A frame from Traveling Boy, by Charles and Ray Eames. © Eames Office, LLC.

However, the most frequently explored subject of Eames films was toys. The 1969 film Tops is a celebration of top-making and spinning, featuring one hundred and twenty-three different tops set in motion to the accompaniment of a score by Elmer Bernstein. Polavision Vignettes: Kites was an instructional video for kite building. And, while several Eames films featured toys as a subject, others used toys as actors. For example, the 1957 film Toccata for Toy Trains, and the 1952 film Parade, employed a cast of toys starring in live-action narratives.

Traveling Boy, completed in 1950, has the distinction of being Charles and Ray’s first film. Like Toccata and ParadeTraveling Boy uses toys as central characters to tell a story: a Japanese windup toy with a suitcase encounters other windup toys and objects along his journey. It co-starred an assortment of toys from around the world that the Eameses had on hand and toys found in local shops and Chinatowns across the country. Photos and posters from Charles’s circus photography and drawings created by Saul Steinberg served as the backdrops for the various colorful scenes.

A frame from Traveling Boy, by Charles and Ray Eames. © Eames Office, LLC.

Traveling Boy contains no musical score, defining it as relatively unique in the Eames film library. The Eames Office later collaborated with various composers to score their films. It also has no narration, but the story of a young person’s first solo adventure feels straightforward.

While less expensive than human actors, using windup toys did not always make the process easier. According to the Eames Office staff, rehearsals tended to go smoothly, but when filming began, toys (particularly windup toys) would frequently malfunction. However, working through problems seemed an essential rite of passage for the young, budding filmmakers.

A frame from Traveling Boy, by Charles and Ray Eames. © Eames Office, LLC.

As an amateur filmmaker, it was imperative to Charles that he learned the skills in a very hands-on way. Two years after Traveling Boy, Charles shot the 1952 film Blacktop using a hand-held 16mm Cine-Special camera. This camera does not allow the operator to view the subject directly through the lens, making the cinematography difficult for an amateur. Additionally, it was the first time Charles edited a film using dissolves to transition scenes. With Toccata, he used colored pencils to color code strong and weak beats on the music tape, so visually and rhythmically, he knew how to edit the film.

A frame from Traveling Boy, by Charles and Ray Eames. © Eames Office, LLC.

Charles and Ray’s decision to make Traveling Boy was simple. Friend and screenwriter Philip Dunne had loaned them his 16mm movie projector, and they set off to create a film with no budget. This rented camera did not have a close-up lens, which would have been vital for a tabletop-film starring toys. Charles improvised with a makeshift extension ring he created from cardboard, allowing him to shoot close-ups by recalculating the exposures. He also devised a rewind system using plywood and wooden dowels to hold the film reels while he cut and edited the film.

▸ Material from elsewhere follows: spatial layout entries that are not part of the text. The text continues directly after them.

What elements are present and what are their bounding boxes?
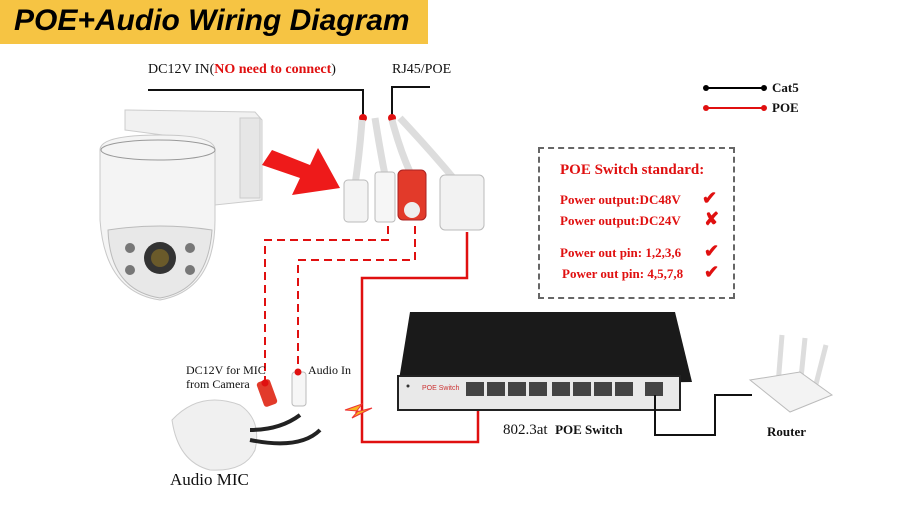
title-bar: POE+Audio Wiring Diagram xyxy=(0,0,428,44)
rj45-connector xyxy=(439,174,485,231)
legend-cat5-label: Cat5 xyxy=(772,80,799,95)
audio-in-label: Audio In xyxy=(308,363,351,377)
standard-heading: POE Switch standard: xyxy=(560,162,705,178)
standard-item: Power out pin: 4,5,7,8 xyxy=(562,266,684,281)
dc-jack xyxy=(343,179,369,223)
standard-item: Power output:DC24V xyxy=(560,213,681,228)
dc-plug xyxy=(374,171,396,223)
check-icon: ✔ xyxy=(704,241,720,261)
audio-mic xyxy=(171,368,322,471)
cross-icon: ✘ xyxy=(704,209,720,229)
cat5-wire xyxy=(654,394,752,436)
lightning-icon xyxy=(344,402,373,419)
check-icon: ✔ xyxy=(704,262,720,282)
router xyxy=(748,334,834,413)
rj45-callout-line xyxy=(391,86,430,117)
ptz-camera xyxy=(99,109,263,301)
audio-mic-label: Audio MIC xyxy=(170,470,249,489)
red-arrow xyxy=(262,148,340,195)
poe-wire xyxy=(360,232,480,444)
audio-in-wire xyxy=(297,226,416,372)
dc-in-label: DC12V IN(NO need to connect) xyxy=(148,62,336,77)
rj45-label: RJ45/POE xyxy=(392,62,452,77)
camera-cables xyxy=(351,115,458,186)
standard-item: Power output:DC48V xyxy=(560,192,681,207)
router-label: Router xyxy=(767,424,806,439)
legend-poe-label: POE xyxy=(772,100,799,115)
page-title: POE+Audio Wiring Diagram xyxy=(14,4,410,37)
switch-label: 802.3at POE Switch xyxy=(503,422,623,438)
check-icon: ✔ xyxy=(702,188,718,208)
switch-face-label: POE Switch xyxy=(422,385,460,392)
standard-item: Power out pin: 1,2,3,6 xyxy=(560,245,682,260)
poe-standard-box xyxy=(538,147,735,299)
dc-in-callout-line xyxy=(148,89,364,117)
mic-power-wire xyxy=(264,226,389,383)
poe-switch xyxy=(397,312,692,411)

Eames Office staff members provided voluntary help and the outcome was a 12-minute fictional film and plenty of learning experiences.

A frame from Traveling Boy, by Charles and Ray Eames. © Eames Office, LLC.

Three different end scenes were filmed for Traveling Boy, and surprisingly, Charles and Ray never selected the final ending. The film was not shown publicly during Charles and Ray’s lifetimes, but instead screened for audiences of friends and staff. The outcome of this project was more than a 12-minute fictional film—its lessons helped grow Charles and Ray from curious amateurs into experienced filmmakers.